Bamsoet juga menyatakan bahwa reformasi ini selaras dengan visi Presiden Prabowo Subianto yang menempatkan supremasi hukum sebagai fondasi utama pembangunan nasional.
"Presiden ingin menghadirkan penegakan hukum modern, terukur, dan akuntabel. KUHAP adalah instrumen kunci yang mengawal implementasi KUHP dalam praktik," ia mengungkapkan.
Restorative Justice dan Tantangan Lapas Overkapasitas
Dalam KUHP baru, Bamsoet juga menyoroti paradigma baru dalam pemidanaan, yakni keadilan restoratif (restorative justice), sebagai pendekatan yang lebih manusiawi dan rasional.
Menurutnya, pendekatan ini merupakan solusi strategis terhadap masalah overkapasitas lembaga pemasyarakatan.
Data dari Kementerian Imigrasi dan Pemasyarakatan (Imipas) pada pertengahan 2025 mencatat jumlah penghuni lembaga pemasyarakatan melebihi 270 ribu orang, sementara kapasitas ideal hanya sekitar 135 ribu orang.
Dengan demikian, terjadi kelebihan kapasitas lebih dari 200 persen.
Fakta ini memperlihatkan bahwa pendekatan pemidanaan lama mengalami stagnasi dan tidak menyelesaikan akar permasalahan.

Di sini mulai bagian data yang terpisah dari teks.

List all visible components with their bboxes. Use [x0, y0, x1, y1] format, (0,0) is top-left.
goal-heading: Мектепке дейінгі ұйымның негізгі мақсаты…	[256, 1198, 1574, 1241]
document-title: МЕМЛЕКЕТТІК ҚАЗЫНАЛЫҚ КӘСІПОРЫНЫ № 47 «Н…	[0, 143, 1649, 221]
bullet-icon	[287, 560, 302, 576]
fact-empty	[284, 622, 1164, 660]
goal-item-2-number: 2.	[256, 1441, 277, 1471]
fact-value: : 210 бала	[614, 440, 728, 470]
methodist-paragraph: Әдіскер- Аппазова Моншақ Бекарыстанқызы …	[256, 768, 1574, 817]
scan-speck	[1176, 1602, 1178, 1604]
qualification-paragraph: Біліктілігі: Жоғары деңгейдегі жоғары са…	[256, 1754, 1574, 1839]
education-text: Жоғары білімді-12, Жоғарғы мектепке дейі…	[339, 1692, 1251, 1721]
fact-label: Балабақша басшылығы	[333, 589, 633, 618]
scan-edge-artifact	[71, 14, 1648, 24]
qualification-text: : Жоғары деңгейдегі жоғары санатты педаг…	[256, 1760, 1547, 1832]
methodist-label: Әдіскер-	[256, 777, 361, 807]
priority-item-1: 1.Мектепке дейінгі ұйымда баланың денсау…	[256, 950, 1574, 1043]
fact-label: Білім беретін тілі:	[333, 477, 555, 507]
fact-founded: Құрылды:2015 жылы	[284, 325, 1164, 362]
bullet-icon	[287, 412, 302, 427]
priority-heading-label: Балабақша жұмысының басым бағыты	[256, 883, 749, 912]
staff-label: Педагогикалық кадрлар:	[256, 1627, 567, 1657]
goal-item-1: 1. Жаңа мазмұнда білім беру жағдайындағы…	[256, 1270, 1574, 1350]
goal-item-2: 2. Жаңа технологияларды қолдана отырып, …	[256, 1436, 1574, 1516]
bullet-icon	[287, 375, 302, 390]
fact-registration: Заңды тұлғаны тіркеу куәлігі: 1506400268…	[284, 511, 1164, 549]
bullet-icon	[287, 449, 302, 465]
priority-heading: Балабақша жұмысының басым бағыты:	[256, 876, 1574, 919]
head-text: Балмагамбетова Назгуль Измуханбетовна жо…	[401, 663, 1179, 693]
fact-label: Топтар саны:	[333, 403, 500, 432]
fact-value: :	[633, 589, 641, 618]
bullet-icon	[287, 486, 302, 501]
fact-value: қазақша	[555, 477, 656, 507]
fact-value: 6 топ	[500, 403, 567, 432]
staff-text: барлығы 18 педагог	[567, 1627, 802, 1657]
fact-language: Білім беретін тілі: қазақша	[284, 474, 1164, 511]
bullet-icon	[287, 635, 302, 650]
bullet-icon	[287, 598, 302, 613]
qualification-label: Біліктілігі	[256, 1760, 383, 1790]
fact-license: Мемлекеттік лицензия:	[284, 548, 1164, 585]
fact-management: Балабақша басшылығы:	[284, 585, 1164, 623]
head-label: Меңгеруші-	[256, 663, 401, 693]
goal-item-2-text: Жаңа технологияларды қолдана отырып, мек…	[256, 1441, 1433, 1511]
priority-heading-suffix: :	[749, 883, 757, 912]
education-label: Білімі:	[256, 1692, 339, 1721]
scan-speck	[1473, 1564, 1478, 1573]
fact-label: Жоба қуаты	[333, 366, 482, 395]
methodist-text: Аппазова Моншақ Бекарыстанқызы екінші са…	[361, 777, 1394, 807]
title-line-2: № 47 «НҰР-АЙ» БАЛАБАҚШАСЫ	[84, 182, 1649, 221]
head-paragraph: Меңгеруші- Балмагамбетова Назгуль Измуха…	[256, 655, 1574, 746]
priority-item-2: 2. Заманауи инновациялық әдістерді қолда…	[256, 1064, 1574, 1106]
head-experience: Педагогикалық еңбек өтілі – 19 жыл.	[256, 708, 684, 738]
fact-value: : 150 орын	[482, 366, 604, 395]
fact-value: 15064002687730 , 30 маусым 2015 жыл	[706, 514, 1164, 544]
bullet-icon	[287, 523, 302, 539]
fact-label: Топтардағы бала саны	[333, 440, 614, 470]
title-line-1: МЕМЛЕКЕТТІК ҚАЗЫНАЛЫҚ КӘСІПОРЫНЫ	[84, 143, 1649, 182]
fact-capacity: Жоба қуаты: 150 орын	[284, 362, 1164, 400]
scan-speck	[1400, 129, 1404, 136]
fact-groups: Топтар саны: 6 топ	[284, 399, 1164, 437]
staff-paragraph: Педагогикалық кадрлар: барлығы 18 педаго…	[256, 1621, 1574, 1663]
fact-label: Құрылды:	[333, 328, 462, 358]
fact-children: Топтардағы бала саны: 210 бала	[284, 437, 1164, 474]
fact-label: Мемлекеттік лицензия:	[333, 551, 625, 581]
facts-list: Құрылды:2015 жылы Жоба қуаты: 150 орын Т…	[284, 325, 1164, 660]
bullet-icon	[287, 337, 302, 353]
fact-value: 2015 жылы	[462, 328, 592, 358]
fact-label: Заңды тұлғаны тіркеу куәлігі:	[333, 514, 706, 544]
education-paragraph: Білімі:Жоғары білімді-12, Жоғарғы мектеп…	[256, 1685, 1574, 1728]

"Restorative justice menawarkan keadilan yang lebih manusiawi dan rasional. Pemulihan sosial jauh lebih bermanfaat daripada menambah penuh penjara. KUHP dan KUHAP memberikan arah bagi masa depan pemidanaan yang lebih beradab," tegas Bamsoet.
Ia menekankan pentingnya pelaksanaan setiap pasal substansial dalam KUHP baru secara adil, efektif, dan berlandaskan hak asasi manusia melalui prosedur yang jelas.
KUHAP baru, lanjutnya, harus berfungsi sebagai penjaga agar tidak ada penyimpangan dan setiap warga negara tetap mendapatkan keadilan.
Ia juga mengingatkan bahwa pelembagaan hukum baru membutuhkan kesiapan sumber daya manusia dan transformasi kelembagaan.
Pembangunan sistem data penegakan hukum yang terintegrasi, termasuk pembangunan National Criminal Database dan modernisasi infrastruktur digital, disebutnya sebagai prioritas yang harus diutamakan oleh pemerintahan Presiden Prabowo.